誤魔化すようにその子の話を広げようと質問する。


「その子って何か得意な事とかあるのか?」


「あるぞ。というか大体のことは得意だよ」


「凄いなそれ」


翼は何故か自分の事のように誇らしげに語る。


「初めてやったことでも他の人の真似をしてすぐ出来るようになるんだぜ」


「それってどんなことでも真似を出来るの?」


「どんなことでもだな。

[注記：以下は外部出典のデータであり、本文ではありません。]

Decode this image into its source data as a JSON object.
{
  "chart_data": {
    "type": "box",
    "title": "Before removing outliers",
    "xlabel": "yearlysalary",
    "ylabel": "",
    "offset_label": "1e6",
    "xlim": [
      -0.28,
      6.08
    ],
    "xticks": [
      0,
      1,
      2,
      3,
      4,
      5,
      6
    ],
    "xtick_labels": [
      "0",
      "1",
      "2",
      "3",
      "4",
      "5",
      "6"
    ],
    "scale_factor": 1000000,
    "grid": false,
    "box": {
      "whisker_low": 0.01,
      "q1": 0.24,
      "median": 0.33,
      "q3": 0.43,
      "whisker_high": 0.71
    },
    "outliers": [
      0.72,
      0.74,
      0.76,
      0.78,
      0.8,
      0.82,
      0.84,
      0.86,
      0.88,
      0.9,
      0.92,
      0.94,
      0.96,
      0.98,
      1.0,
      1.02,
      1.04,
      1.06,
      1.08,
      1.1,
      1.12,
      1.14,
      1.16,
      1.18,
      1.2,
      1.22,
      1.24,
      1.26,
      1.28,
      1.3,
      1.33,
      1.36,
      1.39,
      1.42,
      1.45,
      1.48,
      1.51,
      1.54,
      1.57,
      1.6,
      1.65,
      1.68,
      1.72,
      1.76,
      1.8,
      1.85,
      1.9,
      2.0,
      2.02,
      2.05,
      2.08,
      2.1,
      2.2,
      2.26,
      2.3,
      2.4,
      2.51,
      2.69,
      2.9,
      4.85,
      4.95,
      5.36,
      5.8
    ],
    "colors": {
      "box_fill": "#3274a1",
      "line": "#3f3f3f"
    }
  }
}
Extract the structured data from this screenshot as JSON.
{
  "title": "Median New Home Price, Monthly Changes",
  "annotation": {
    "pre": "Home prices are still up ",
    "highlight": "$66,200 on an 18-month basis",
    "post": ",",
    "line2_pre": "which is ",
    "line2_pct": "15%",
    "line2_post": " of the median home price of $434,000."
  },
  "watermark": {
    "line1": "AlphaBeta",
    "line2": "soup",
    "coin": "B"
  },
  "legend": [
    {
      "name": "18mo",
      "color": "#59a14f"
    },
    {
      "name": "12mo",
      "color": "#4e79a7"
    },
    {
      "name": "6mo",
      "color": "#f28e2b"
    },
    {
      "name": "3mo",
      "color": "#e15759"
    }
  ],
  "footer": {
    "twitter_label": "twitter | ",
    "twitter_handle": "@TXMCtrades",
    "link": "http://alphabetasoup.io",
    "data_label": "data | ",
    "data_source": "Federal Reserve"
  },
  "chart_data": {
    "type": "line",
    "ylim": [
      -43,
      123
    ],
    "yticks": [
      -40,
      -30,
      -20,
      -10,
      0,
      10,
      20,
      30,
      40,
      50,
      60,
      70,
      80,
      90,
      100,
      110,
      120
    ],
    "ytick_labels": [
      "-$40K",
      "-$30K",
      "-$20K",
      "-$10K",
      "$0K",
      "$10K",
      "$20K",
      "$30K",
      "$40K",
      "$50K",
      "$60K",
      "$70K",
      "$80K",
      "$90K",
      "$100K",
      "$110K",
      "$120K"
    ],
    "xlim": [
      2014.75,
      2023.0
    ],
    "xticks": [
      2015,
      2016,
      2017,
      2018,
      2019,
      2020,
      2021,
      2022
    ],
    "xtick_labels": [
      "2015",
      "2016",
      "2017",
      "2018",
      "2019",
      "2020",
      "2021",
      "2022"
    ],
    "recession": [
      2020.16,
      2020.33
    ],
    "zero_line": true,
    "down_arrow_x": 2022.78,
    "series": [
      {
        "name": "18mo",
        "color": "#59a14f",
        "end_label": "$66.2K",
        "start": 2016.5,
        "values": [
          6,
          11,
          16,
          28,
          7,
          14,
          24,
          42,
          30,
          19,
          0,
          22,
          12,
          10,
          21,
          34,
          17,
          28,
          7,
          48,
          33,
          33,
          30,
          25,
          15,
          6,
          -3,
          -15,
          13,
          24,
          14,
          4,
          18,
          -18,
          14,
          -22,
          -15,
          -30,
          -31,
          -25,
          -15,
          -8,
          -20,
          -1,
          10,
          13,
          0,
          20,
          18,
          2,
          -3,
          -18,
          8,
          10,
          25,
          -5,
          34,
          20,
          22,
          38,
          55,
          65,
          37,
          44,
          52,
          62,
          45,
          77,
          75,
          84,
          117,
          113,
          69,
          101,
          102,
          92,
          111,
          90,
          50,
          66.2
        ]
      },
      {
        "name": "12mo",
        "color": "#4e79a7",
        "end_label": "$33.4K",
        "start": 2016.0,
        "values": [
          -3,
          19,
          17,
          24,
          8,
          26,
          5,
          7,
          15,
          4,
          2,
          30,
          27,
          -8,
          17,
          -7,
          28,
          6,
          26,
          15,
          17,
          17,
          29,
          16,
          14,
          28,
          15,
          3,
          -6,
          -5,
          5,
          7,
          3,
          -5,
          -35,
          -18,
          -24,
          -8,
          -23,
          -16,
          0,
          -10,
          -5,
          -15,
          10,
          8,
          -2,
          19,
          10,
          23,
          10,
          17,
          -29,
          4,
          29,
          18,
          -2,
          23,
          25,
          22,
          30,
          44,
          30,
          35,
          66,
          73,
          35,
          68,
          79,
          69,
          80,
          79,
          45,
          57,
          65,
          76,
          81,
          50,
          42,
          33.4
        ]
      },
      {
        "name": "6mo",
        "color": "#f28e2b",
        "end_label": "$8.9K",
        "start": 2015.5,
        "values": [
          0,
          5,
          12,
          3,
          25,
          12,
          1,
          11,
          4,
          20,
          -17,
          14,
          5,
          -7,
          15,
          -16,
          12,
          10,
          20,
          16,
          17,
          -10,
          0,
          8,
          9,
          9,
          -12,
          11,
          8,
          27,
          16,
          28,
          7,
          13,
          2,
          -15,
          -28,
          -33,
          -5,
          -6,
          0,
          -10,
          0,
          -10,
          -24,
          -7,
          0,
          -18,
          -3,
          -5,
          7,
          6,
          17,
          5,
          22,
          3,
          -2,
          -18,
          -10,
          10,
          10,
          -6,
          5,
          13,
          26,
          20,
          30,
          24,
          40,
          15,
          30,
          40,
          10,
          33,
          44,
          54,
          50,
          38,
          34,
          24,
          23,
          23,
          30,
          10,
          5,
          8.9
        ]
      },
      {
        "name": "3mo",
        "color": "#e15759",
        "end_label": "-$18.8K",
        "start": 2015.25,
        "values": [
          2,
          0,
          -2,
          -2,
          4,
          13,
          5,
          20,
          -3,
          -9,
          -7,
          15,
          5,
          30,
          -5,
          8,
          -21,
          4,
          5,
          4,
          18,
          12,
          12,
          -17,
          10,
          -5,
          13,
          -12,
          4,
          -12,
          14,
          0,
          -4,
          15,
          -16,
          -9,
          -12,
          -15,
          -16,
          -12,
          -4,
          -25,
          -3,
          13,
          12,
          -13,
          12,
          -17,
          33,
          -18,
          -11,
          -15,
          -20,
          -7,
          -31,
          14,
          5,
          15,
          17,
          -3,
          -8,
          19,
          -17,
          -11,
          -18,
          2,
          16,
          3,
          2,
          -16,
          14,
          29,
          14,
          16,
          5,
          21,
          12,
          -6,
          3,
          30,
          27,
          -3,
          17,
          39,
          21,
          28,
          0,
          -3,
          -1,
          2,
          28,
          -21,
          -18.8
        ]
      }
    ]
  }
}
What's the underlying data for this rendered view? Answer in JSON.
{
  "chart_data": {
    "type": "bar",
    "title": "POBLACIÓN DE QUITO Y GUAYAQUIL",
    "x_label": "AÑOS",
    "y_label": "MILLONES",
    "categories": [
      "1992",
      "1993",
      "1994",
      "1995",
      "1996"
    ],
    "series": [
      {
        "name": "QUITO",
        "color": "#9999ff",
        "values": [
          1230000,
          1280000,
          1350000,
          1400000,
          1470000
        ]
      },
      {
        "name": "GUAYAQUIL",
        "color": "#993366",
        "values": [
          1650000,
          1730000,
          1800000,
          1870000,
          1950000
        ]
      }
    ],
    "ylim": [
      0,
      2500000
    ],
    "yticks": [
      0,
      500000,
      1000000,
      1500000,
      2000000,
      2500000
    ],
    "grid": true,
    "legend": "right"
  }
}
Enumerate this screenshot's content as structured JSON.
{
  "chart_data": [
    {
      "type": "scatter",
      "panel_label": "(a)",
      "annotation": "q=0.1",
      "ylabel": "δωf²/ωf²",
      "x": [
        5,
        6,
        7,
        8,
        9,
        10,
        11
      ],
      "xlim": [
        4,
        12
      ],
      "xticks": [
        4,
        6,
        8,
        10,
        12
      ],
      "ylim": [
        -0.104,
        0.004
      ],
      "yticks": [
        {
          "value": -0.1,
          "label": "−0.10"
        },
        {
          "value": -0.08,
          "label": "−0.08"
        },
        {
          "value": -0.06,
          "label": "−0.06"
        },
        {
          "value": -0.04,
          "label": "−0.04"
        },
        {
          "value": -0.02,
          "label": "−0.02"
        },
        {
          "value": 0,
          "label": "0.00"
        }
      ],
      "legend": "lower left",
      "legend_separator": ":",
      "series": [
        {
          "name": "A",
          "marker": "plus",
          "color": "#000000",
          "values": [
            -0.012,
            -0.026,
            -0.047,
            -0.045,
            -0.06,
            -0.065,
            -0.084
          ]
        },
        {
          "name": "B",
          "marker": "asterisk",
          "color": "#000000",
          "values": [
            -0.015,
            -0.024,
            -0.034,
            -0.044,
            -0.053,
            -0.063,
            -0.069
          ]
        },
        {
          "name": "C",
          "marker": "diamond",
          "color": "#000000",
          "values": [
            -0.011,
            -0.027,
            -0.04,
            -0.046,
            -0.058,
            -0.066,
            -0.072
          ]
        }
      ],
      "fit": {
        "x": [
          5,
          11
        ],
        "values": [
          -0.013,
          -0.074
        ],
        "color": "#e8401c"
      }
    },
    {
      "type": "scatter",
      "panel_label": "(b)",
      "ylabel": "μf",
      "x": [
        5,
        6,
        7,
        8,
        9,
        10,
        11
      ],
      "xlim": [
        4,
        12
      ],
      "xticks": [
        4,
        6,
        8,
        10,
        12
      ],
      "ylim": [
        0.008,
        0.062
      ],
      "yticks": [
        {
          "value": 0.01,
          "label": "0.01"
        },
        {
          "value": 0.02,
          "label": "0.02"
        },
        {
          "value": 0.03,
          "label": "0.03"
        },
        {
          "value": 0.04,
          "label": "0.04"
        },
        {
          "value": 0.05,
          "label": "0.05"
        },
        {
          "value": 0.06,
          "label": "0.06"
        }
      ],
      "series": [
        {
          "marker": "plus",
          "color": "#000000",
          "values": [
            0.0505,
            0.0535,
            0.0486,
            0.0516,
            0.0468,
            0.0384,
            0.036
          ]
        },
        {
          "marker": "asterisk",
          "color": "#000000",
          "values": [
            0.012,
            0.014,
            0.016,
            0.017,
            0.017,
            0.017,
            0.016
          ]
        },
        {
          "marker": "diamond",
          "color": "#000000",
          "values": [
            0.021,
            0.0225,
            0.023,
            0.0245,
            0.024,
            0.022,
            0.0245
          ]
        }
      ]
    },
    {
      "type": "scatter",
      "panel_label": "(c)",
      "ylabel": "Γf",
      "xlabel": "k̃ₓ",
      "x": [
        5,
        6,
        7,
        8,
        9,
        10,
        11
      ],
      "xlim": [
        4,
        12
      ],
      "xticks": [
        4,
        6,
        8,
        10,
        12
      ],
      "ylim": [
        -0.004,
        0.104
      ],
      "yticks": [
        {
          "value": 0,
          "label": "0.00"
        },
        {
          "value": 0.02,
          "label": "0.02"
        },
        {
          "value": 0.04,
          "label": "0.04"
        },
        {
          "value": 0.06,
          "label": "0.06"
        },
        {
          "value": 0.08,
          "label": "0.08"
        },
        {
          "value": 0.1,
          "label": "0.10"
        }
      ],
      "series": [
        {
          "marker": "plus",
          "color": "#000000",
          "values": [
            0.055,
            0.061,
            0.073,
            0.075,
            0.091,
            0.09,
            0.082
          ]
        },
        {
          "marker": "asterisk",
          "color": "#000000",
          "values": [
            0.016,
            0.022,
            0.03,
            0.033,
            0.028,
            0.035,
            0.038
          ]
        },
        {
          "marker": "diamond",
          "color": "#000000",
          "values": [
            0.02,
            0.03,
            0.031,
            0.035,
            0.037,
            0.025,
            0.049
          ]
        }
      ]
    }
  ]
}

あいつが出来ないって言ったところを俺は見たとこがない」


翼の顔はやっぱり自慢げで、よっぽどその幼馴染が好きなんだと分かる。


「お前もきっと気に入るよ」


「それは楽しみだな」


すると突然、翼は何かを思い出したかのように声を上げた。


「お前ってどこか空いてない?遊びに行きたいんだけどさ」


「空いてないね」


即答すると、分かっていた、と言わんばかりの様子で翼はため息を吐いた。


「そうだよなあ」


「ほぼ毎日塾が入ってるからね」


「どうにか出来ねえかな」


翼はぼんやりと呟き、弁当を再び食べ始めた。


悩んでいる翼に対して、僕はずっとその弁当を見つめていった。






「優太って次の休みいつ?」


塾の帰り、美羽の家でくつろいでいると、美羽からそんなことを聞かれた。


「次は一か月後かな」


「そっかあ……」


美羽の声は明らかに残念そうで、胸がズキンと痛む。


翼にも誘われたし、やっぱり休みがほしい。


どうにか方法はないか。


悩んでいると、帰る時間が迫っていることに気付いた。


「そろそろ帰ろうかな」


「もうそんな時間立っちゃった?」


「というか今日は来るのが少し遅かったから」


玄関で靴を履きながら、ため息を吐く。


もっと美羽と一緒にいたいけど、休みはないしな。


玄関に手をかけた時に、あることを思い出した。